Bridging Traditional Finance And Cryptocurrency: What Does The Future Look Like?
In today’s world, as decentralized finance continues to emerge alongside traditional financial models, it makes sense to ask: what’s in the crystal ball? How are these two very different modes of finance going to coexist?
First of all, let’s look at some particular tensions on the market right now.
Cryptocurrency, which has been widely hailed as a ‘safe haven’ from Federal Reserve impacts, seems to be responding to interest rate fears with a sell-off that is correlating with equities and traditional assets, to some extent.
“What makes (recent crypto downturns) different from the previous ones is a perceived closer relationship between digital assets and traditional markets,” writes an analyst in a blog post at AAX Academy. “This time, the sell-off may have far more to do with traditional macro-economic factors such as inflation, planned interest rate hikes projected for later in the year, and a coinciding sell-off in the traditional stock market. But wasn’t the crypto market supposed to act as a hedge against inflation, central bank policies, and the rot of fiat currencies eating away at the global economy and household wealth?”
Part of crypto’s past track record is in institutional investment. If even institutional investment isn’t enough to untether Bitcoin and other coins from traditional finance volatility patterns, what’s next?
First of all, since crypto activity has been uncorrelated to dollar moves in the past, it’s worth asking whether this current selloff happens to be a coincidence. But beyond that, hodlers are standing strong based on some particular market ideas.
New Markets
Also, as AAX points out, crypto has been “maturing in terms of its utility,” the author writing:
“The whole (DeFi) market represents a broader investment thesis into technology – similar to tech stocks as a segment of the equity market. Instead of the gold-like store of value play of Bitcoin, investing in Layer 1 tokens such as ETH, SOL, BNB, LUNA, FTM, and AVAX is a technology bet on the wider digital asset ecosystem and its innovative applications. Many institutional investors are increasing their exposure to digital assets, and after BTC, the next logical stop is mostly Ethereum (ETH), followed by the rest of the Layer 1 alternatives.”
In other words, all sorts of new lending and insurance innovations utilize trustless and permissionless transaction methodologies based on the blockchain and transparent DeFi assets that challenge what was possible with fiat.
Then there is the metaverse – something that’s just beginning to gain currency in our world. In a future system where metaverse environments accommodate business and social life, where avatars mingle in ethereal digital halls, crypto and the blockchain are almost sure to get new market value.

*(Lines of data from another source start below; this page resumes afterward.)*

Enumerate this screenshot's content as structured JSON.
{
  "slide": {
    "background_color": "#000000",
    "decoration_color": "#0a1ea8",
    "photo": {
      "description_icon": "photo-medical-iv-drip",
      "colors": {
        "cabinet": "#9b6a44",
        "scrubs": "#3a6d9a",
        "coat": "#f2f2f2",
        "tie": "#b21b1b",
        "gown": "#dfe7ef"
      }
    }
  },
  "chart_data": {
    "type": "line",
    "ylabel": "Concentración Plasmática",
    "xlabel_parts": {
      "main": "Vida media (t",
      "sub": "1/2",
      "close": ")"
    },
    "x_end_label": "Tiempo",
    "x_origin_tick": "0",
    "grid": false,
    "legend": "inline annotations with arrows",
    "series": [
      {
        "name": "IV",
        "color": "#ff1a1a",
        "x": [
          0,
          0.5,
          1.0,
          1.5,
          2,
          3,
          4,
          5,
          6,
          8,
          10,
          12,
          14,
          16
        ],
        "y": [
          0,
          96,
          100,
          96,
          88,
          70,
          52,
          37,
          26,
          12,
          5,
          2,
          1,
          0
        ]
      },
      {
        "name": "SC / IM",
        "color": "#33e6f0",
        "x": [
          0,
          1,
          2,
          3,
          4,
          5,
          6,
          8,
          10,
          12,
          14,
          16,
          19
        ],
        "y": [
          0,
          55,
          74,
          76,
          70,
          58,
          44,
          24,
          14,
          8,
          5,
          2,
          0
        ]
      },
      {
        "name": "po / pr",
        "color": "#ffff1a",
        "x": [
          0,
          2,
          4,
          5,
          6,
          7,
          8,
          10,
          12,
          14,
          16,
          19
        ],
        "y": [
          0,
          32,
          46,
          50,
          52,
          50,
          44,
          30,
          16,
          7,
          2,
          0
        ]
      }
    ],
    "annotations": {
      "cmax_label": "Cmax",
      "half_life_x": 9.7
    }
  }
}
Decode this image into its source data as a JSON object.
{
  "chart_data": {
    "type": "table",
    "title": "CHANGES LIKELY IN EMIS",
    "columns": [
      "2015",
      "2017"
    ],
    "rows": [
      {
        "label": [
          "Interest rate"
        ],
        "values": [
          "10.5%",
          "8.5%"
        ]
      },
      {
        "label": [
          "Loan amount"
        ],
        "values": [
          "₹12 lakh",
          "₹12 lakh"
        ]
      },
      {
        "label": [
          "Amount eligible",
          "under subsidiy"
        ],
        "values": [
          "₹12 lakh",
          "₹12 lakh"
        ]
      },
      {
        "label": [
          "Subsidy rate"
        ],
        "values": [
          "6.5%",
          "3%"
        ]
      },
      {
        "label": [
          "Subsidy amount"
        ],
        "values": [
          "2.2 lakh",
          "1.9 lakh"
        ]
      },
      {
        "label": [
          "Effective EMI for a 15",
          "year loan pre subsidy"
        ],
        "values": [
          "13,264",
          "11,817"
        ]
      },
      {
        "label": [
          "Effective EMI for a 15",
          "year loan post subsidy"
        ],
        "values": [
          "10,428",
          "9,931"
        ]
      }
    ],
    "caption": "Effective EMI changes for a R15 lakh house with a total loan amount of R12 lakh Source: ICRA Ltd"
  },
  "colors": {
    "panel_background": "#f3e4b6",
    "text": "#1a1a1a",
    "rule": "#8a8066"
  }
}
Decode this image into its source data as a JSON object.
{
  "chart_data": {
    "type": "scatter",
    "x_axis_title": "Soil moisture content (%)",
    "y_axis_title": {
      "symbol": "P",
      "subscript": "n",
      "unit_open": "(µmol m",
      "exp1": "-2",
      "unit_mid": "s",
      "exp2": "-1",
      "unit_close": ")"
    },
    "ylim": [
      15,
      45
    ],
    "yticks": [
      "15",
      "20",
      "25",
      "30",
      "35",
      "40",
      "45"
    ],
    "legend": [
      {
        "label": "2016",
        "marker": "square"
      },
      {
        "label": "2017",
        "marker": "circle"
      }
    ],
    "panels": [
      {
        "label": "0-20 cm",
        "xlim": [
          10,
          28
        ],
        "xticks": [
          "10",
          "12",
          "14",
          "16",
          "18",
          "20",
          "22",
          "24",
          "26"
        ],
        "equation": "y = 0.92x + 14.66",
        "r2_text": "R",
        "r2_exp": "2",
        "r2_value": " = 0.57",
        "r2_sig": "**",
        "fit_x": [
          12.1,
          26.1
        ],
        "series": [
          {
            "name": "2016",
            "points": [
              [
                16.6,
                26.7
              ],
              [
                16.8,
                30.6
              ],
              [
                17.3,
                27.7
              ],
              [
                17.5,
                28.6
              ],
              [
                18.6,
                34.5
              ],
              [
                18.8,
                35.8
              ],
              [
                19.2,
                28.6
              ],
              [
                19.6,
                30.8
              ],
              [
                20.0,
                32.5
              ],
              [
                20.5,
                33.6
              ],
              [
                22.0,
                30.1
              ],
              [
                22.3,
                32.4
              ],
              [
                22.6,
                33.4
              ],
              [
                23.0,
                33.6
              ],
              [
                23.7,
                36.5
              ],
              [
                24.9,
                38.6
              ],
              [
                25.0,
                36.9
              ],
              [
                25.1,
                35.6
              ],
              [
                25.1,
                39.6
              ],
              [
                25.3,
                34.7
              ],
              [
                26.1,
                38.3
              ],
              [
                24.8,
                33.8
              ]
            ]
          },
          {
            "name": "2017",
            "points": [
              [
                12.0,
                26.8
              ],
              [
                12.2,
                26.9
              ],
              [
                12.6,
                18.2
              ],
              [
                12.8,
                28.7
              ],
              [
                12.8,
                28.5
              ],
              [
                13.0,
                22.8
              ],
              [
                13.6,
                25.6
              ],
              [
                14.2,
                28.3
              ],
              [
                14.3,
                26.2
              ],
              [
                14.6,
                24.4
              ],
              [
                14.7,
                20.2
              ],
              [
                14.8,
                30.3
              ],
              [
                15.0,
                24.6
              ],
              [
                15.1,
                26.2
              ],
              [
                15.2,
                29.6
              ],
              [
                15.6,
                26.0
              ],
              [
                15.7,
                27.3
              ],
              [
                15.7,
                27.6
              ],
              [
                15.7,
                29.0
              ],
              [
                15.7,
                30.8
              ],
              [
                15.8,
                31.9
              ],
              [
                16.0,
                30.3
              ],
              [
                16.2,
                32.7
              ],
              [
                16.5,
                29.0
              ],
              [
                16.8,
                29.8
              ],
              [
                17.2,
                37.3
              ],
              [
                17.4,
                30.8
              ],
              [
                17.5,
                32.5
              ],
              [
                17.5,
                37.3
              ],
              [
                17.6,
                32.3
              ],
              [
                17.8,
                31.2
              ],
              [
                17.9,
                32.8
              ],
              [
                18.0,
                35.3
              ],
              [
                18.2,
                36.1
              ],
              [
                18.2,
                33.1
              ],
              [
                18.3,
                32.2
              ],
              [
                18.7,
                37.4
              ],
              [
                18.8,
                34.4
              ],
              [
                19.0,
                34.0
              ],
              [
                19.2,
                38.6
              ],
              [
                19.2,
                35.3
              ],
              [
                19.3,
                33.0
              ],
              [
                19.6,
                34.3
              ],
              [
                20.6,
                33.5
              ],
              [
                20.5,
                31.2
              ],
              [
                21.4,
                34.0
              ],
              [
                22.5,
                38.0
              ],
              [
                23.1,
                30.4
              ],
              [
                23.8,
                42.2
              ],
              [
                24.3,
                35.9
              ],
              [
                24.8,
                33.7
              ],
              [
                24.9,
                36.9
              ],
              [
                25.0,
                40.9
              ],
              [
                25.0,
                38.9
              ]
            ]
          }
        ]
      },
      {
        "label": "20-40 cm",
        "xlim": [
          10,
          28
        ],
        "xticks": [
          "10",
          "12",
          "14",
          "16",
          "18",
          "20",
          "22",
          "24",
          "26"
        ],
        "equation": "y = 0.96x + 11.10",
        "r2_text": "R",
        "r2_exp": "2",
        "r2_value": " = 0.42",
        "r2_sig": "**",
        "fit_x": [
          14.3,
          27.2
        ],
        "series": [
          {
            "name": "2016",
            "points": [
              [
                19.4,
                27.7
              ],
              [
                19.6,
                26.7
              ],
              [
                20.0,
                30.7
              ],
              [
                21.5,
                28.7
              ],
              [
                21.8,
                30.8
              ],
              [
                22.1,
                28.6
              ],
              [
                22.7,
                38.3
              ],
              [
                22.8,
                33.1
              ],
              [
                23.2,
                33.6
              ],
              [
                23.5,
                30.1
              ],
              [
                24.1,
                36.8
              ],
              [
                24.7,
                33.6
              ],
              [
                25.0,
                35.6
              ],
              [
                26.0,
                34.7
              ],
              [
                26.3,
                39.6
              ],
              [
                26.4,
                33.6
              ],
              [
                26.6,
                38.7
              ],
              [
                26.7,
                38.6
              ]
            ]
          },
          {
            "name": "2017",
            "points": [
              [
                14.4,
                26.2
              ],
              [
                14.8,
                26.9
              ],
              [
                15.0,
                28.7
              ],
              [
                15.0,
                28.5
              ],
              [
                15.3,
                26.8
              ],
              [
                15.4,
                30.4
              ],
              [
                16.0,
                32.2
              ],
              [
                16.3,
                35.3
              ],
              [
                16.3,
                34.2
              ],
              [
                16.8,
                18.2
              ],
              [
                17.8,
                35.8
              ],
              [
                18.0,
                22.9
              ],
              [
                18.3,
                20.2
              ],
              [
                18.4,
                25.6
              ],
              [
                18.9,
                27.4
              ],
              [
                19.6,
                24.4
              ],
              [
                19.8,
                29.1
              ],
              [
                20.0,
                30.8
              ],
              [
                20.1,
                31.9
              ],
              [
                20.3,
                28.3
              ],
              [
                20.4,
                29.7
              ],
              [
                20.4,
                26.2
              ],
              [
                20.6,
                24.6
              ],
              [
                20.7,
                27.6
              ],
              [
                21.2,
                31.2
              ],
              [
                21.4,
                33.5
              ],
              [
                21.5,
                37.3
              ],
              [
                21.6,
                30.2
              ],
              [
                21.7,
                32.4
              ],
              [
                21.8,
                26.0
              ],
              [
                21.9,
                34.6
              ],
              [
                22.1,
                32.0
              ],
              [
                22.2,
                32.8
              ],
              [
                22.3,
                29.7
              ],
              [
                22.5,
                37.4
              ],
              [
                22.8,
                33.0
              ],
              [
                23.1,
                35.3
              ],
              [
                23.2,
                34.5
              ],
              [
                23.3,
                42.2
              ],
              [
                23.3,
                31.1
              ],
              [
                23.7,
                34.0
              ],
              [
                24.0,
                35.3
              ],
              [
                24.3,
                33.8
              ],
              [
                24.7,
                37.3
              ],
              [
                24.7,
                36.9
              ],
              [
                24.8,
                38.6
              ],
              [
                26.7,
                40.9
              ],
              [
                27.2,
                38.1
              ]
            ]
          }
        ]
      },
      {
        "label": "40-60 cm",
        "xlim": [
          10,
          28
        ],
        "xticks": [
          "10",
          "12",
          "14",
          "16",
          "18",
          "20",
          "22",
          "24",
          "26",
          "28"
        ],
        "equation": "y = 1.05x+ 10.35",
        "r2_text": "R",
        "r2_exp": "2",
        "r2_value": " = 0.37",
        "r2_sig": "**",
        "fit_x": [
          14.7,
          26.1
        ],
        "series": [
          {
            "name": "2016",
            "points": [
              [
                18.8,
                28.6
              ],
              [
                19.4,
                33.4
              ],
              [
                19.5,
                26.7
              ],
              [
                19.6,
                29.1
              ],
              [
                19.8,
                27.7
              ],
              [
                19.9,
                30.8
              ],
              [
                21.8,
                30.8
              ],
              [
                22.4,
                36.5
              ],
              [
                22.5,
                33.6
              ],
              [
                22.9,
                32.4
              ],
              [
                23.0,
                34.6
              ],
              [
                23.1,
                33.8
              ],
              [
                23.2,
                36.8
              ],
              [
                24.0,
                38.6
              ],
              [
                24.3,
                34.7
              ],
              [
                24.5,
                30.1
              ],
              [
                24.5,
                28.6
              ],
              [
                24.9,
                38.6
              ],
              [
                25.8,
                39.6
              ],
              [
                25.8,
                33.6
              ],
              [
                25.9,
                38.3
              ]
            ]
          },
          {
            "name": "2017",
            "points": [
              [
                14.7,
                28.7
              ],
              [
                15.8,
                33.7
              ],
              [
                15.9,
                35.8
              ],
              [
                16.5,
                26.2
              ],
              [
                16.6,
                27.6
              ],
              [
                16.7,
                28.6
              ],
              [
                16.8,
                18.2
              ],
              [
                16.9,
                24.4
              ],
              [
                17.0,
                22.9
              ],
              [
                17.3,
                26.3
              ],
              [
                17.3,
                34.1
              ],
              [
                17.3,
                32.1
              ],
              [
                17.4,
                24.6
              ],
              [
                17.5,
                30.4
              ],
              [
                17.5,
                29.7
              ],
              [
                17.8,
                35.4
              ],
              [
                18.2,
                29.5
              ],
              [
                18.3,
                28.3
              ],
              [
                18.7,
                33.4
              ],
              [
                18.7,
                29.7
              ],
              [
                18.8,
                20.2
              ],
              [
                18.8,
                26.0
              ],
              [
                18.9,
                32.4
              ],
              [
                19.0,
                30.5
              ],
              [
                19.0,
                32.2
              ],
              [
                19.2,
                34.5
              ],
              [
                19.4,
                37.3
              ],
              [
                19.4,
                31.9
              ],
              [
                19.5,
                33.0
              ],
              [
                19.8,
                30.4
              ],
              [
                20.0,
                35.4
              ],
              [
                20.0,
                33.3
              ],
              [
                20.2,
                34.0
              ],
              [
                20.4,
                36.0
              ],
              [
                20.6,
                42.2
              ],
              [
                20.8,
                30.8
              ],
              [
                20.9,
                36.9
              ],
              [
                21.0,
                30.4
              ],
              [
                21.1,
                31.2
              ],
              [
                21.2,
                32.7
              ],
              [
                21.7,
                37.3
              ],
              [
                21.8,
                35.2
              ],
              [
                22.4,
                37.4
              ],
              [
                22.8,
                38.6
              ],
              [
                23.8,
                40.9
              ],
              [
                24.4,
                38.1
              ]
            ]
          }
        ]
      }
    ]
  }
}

Right now, there’s really not much connecting the average small investor to the crypto world at all. In fact, there’s sort of a disconnect between the major advantages of crypto lending and other services, and people’s perceptions of cryptocurrency, where a lot of people would rather not spend the time and energy to get involved.
It only takes a few major metaverse services to change how we feel, and usher in a new wave of positive blockchain sentiment that could form a tsunami.
Stablecoins and Other On-Ramps
Here’s one innovation that’s been instrumental in helping to explain the use of cryptocurrency in a volatile context.
Stablecoins are DeFi and crypto assets that are made to be pegged to fiat currencies like the dollar. Different institutions have created their own stablecoins – for example, J.P. Morgan’s JPM Coin represents a major traditional American bank jumping on the crypto bandwagon, so to speak.
Aside from stablecoins, there are other kinds of systems built to help investors to switch between fiat and cryptocurrencies, and some of these may become valuable in the years to come.
Lending and Verified Credentials
In the crypto lending world, some experts are suggesting that by bringing new credit information into the blockchain, borrowers will be able to more easily do things like take out a mortgage, or finance a vehicle.
All of this, again, points to a future of utility that suggests cryptocurrency is going to be a lot more a part of our lives than it is now.
There is a consensus that we have to reach a point where cryptocurrency is actually vital to something in a person’s everyday life – and then, suddenly, the whole thing will take off in a big way.
Bridging Crypto and Traditional Banks
Contrary to what some might think, it shouldn’t be that difficult for traditional financial institutions to survive in a crypto boom.
One scenario is that they simply pivot to a new range of services.
Although crypto doesn’t require traditional bank verification, it’s not labor-free. There are all sorts of ways to create boutique services for crypto hodlers and diamond hands ETH fans, and all of these other characters who are likely to emerge victorious from a crypto revolution because they bought in early. (For example, there are scores and scores of Bitcoin-made millionaires walking around who bought the coin before its spiral into the heavens at all-time highs of $60,000. Of course, those who bought at the highs are now down about 33%.) But banks, seeing more people become involved, can trade on that if they want to remain relevant.
The bottom line is there’s more to cryptocurrency than just volatility. It’s likely to become a big part of the financial mechanisms that we use as we go into the next generation.